Aku masih terjebak pada lidahku yang mendadak kaku. Namun, Kenanga masih menunggu kata-kata dariku.

"Bayangkan saja, Sayang," ucapku.

"Apa yang harus kubayangkan?" Suara Kenanga terdengar semakin berat, seperti mengantar kami berdua pada suasana yang paling kantuk yang pernah ada. Tapi, kami berdua tidak ingin tertidur dan terus berusaha bertahan agar terus terjaga.

Akhirnya aku pun menceritakan bagaimana sebuah ciuman yang nikmat itu terjadi. Tahap demi tahapnya aku katakan dengan pelan agar Kenanga bisa menghayatinya.

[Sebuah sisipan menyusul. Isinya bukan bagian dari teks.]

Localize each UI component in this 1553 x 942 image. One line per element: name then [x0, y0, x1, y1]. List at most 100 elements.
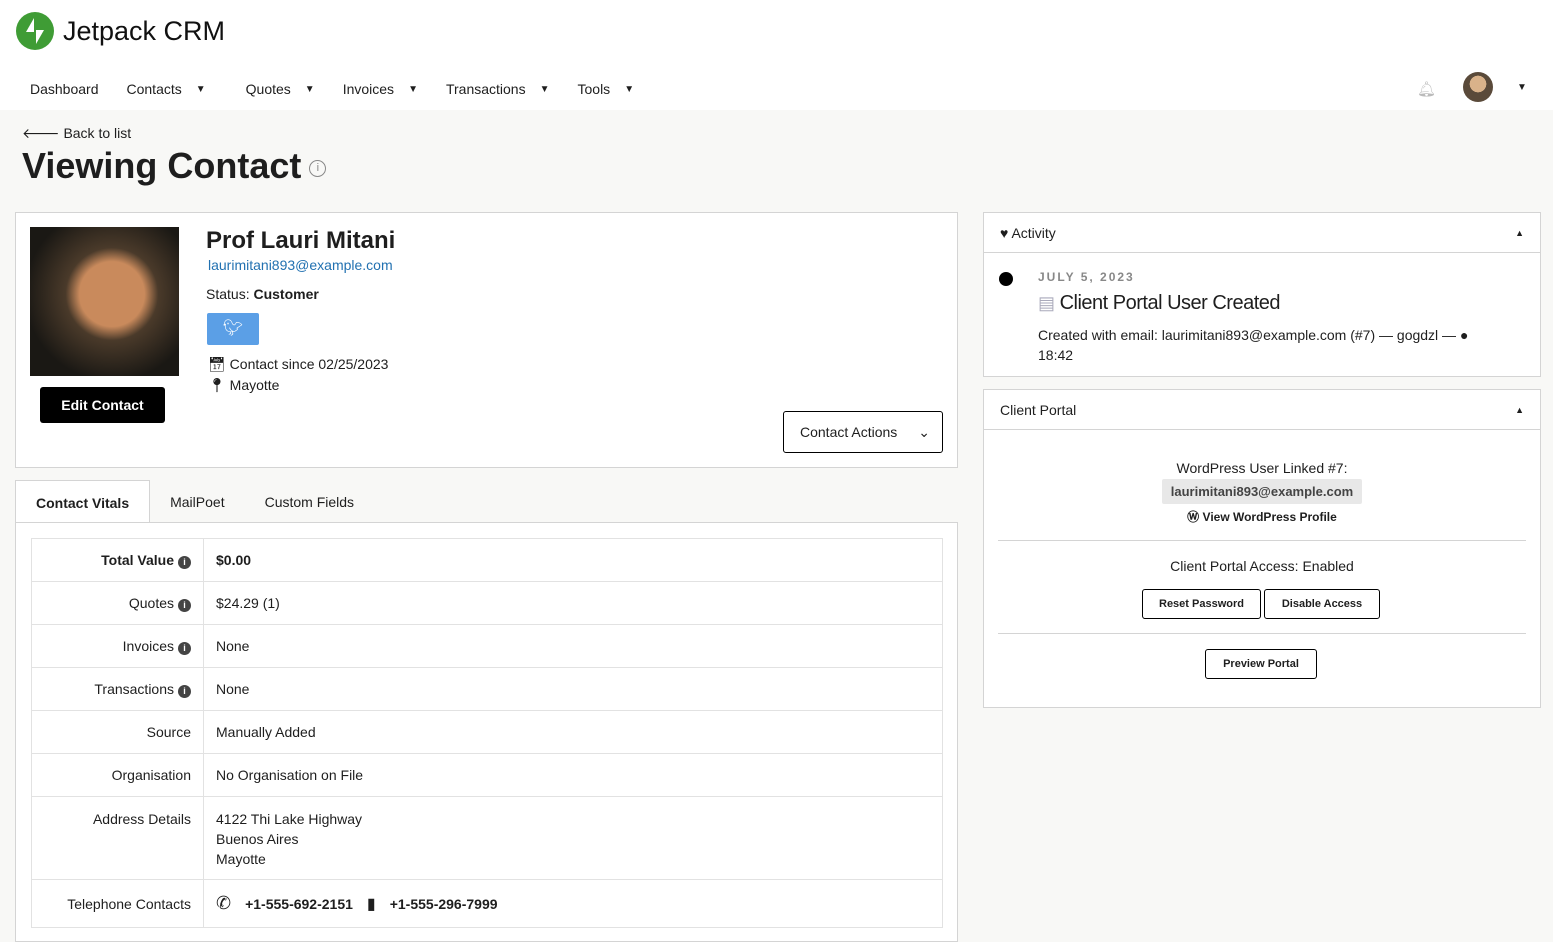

Entah dalam keadaan sadar atau tidak, helaan napas Kenanga mengandung suara yang begitu lirih. Apa yang baru saja kudengar itu membuat emosiku berkecamuk. Ingin rasanya meneruskan drama yang begitu terasa nyata ini, tapi aku enggan.

"Mas, kenapa diam?"

Aku tersentak. Ya, baru saja aku diam. Sebenarnya aku sedang menanti suara lirih itu terdengar lagi, tapi ternyata justru Kenanga menyadarkanku dari lamunan yang perlahan menggerayangi rongga telingaku dan terus menyelusup masuk ke dalam isi kepalaku.

"Ga kenapa-kenapa, Sayang," jawabku.

"Ih, Mamas. Pasti bohong! Ga mungkin kalau tiba-tiba jadi diam begini," ucap Kenanga kesal.